Thermal Conditioning: The entire setup (support and conduit) is placed in a heating cabinet at the declared maximum application temperature (typically between 60°C to 90°C) for 24 hours ± 15 minutes, with a tolerance of ±2°C.
Gauge Clearance Test: After conditioning, the support is rotated so the conduit’s straight portions are at approximately 45° to the vertical axis, with one end pointing upward and the other downward.

A standardized gauge must pass through the conduit under its own weight, without any additional force or speed.

Pass/Fail Criteria

A conduit passes the IEC collapse test if:

The gauge passes completely through the conduit without obstruction, confirming that the internal diameter has not collapsed or become distorted due to thermal softening.

There are no cracks or mechanical failures visible after the test.

AS/NZS 2053.1 / .2

The collapse test in AS/NZS 2053 evaluates whether a rigid PVC conduit can maintain its internal cross-sectional geometry when subjected to thermal conditions after being bent, replicating the real-life scenario where a field-bent conduit is installed in warm environments, such as under roofs or in concrete slabs.

This test is mandatory for:

Conduits with diameters less than 32 mm
Rated as very light, light, or medium mechanical stress

Heavy-duty and very heavy-duty conduits, or those with diameters ≥32 mm, are exempt from this test because they are not intended to be field-bent.

Apparatus

A bending device matching the conduit’s classification (see AS/NZS 2053.2 Figure 102).

A rigid support with four straps, to hold the bent conduit in place during thermal exposure.

A conditioning chamber capable of maintaining the conduit’s maximum service temperature ±2°C (usually 60–90°C).

A gauge (from AS/NZS 2053.2 Figure 103) to verify the internal diameter.

Test Procedure

The test procedure is similar to collapse test that outlined in the IEC 61386-21.

Bending Stage (at Room Temperature)
Gradually bend the test piece 90° using the designated bending apparatus.
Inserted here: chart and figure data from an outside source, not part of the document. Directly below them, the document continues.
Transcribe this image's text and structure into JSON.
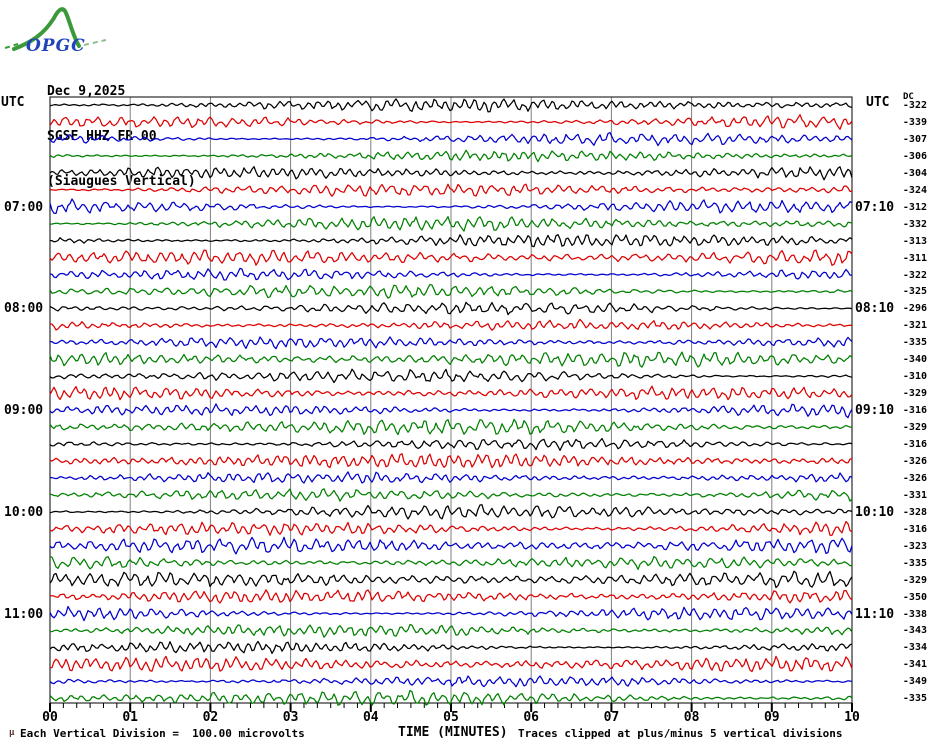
{
  "header": {
    "date": "Dec 9,2025",
    "station": "SGSF HHZ FR 00",
    "location": "(Siaugues Vertical)"
  },
  "logo": {
    "text": "OPGC"
  },
  "axis": {
    "utc_left": "UTC",
    "utc_right": "UTC",
    "dc_header": "DC",
    "x_title": "TIME (MINUTES)",
    "x_ticks": [
      "00",
      "01",
      "02",
      "03",
      "04",
      "05",
      "06",
      "07",
      "08",
      "09",
      "10"
    ]
  },
  "footer": {
    "left_mark": "µ",
    "scale_note": "Each Vertical Division =  100.00 microvolts",
    "clip_note": "Traces clipped at plus/minus 5 vertical divisions"
  },
  "chart_data": {
    "type": "line",
    "subtype": "helicorder-seismogram",
    "title": "SGSF HHZ FR 00 (Siaugues Vertical) Dec 9,2025",
    "xlabel": "TIME (MINUTES)",
    "x_range_minutes": [
      0,
      10
    ],
    "minor_ticks_per_minute": 6,
    "row_duration_minutes": 10,
    "start_time_utc": "06:00",
    "end_time_utc": "12:00",
    "grid": true,
    "colors": {
      "black": "#000000",
      "red": "#dd0000",
      "blue": "#0000cd",
      "green": "#008000",
      "grid": "#7f7f7f"
    },
    "left_hour_labels": [
      {
        "row": 6,
        "text": "07:00"
      },
      {
        "row": 12,
        "text": "08:00"
      },
      {
        "row": 18,
        "text": "09:00"
      },
      {
        "row": 24,
        "text": "10:00"
      },
      {
        "row": 30,
        "text": "11:00"
      }
    ],
    "right_hour_labels": [
      {
        "row": 6,
        "text": "07:10"
      },
      {
        "row": 12,
        "text": "08:10"
      },
      {
        "row": 18,
        "text": "09:10"
      },
      {
        "row": 24,
        "text": "10:10"
      },
      {
        "row": 30,
        "text": "11:10"
      }
    ],
    "rows": [
      {
        "start": "06:00",
        "color": "black",
        "dc": -322,
        "amp": 1.0
      },
      {
        "start": "06:10",
        "color": "red",
        "dc": -339,
        "amp": 1.05
      },
      {
        "start": "06:20",
        "color": "blue",
        "dc": -307,
        "amp": 1.0
      },
      {
        "start": "06:30",
        "color": "green",
        "dc": -306,
        "amp": 0.95
      },
      {
        "start": "06:40",
        "color": "black",
        "dc": -304,
        "amp": 1.0
      },
      {
        "start": "06:50",
        "color": "red",
        "dc": -324,
        "amp": 1.05
      },
      {
        "start": "07:00",
        "color": "blue",
        "dc": -312,
        "amp": 1.1
      },
      {
        "start": "07:10",
        "color": "green",
        "dc": -332,
        "amp": 1.15
      },
      {
        "start": "07:20",
        "color": "black",
        "dc": -313,
        "amp": 1.0
      },
      {
        "start": "07:30",
        "color": "red",
        "dc": -311,
        "amp": 0.95
      },
      {
        "start": "07:40",
        "color": "blue",
        "dc": -322,
        "amp": 1.0
      },
      {
        "start": "07:50",
        "color": "green",
        "dc": -325,
        "amp": 1.0
      },
      {
        "start": "08:00",
        "color": "black",
        "dc": -296,
        "amp": 1.05
      },
      {
        "start": "08:10",
        "color": "red",
        "dc": -321,
        "amp": 0.9
      },
      {
        "start": "08:20",
        "color": "blue",
        "dc": -335,
        "amp": 0.95
      },
      {
        "start": "08:30",
        "color": "green",
        "dc": -340,
        "amp": 1.0
      },
      {
        "start": "08:40",
        "color": "black",
        "dc": -310,
        "amp": 1.0
      },
      {
        "start": "08:50",
        "color": "red",
        "dc": -329,
        "amp": 0.95
      },
      {
        "start": "09:00",
        "color": "blue",
        "dc": -316,
        "amp": 1.05
      },
      {
        "start": "09:10",
        "color": "green",
        "dc": -329,
        "amp": 1.0
      },
      {
        "start": "09:20",
        "color": "black",
        "dc": -316,
        "amp": 1.0
      },
      {
        "start": "09:30",
        "color": "red",
        "dc": -326,
        "amp": 0.95
      },
      {
        "start": "09:40",
        "color": "blue",
        "dc": -326,
        "amp": 1.0
      },
      {
        "start": "09:50",
        "color": "green",
        "dc": -331,
        "amp": 1.05
      },
      {
        "start": "10:00",
        "color": "black",
        "dc": -328,
        "amp": 1.1
      },
      {
        "start": "10:10",
        "color": "red",
        "dc": -316,
        "amp": 1.25
      },
      {
        "start": "10:20",
        "color": "blue",
        "dc": -323,
        "amp": 1.1
      },
      {
        "start": "10:30",
        "color": "green",
        "dc": -335,
        "amp": 1.0
      },
      {
        "start": "10:40",
        "color": "black",
        "dc": -329,
        "amp": 1.05
      },
      {
        "start": "10:50",
        "color": "red",
        "dc": -350,
        "amp": 1.0
      },
      {
        "start": "11:00",
        "color": "blue",
        "dc": -338,
        "amp": 1.1
      },
      {
        "start": "11:10",
        "color": "green",
        "dc": -343,
        "amp": 1.15
      },
      {
        "start": "11:20",
        "color": "black",
        "dc": -334,
        "amp": 1.0
      },
      {
        "start": "11:30",
        "color": "red",
        "dc": -341,
        "amp": 0.95
      },
      {
        "start": "11:40",
        "color": "blue",
        "dc": -349,
        "amp": 1.0
      },
      {
        "start": "11:50",
        "color": "green",
        "dc": -335,
        "amp": 1.05
      }
    ]
  }
}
This step mimics practical bending during installation.
Mounting
Secure the bent conduit onto the rigid support using four clamps. Ensure the bend is well-supported and symmetrical.
Thermal Conditioning
Place the entire assembly into a temperature chamber set to the conduit’s maximum declared installation temperature. Maintain this temperature for 24 hours ±15 minutes.
Post-Heating Verification
After heating, orient the support so that the straight sections of the conduit are approximately 45° from vertical. Then, insert the appropriate gauge through the bent section of the conduit under its own weight and without any added speed.

승인 기준

The sample passes if the gauge passes freely through the conduit after heat exposure, confirming that no collapse or deformation has occurred.

The test ensures that the internal diameter remains unobstructed and that wire pulling remains feasible after installation in elevated temperature environments.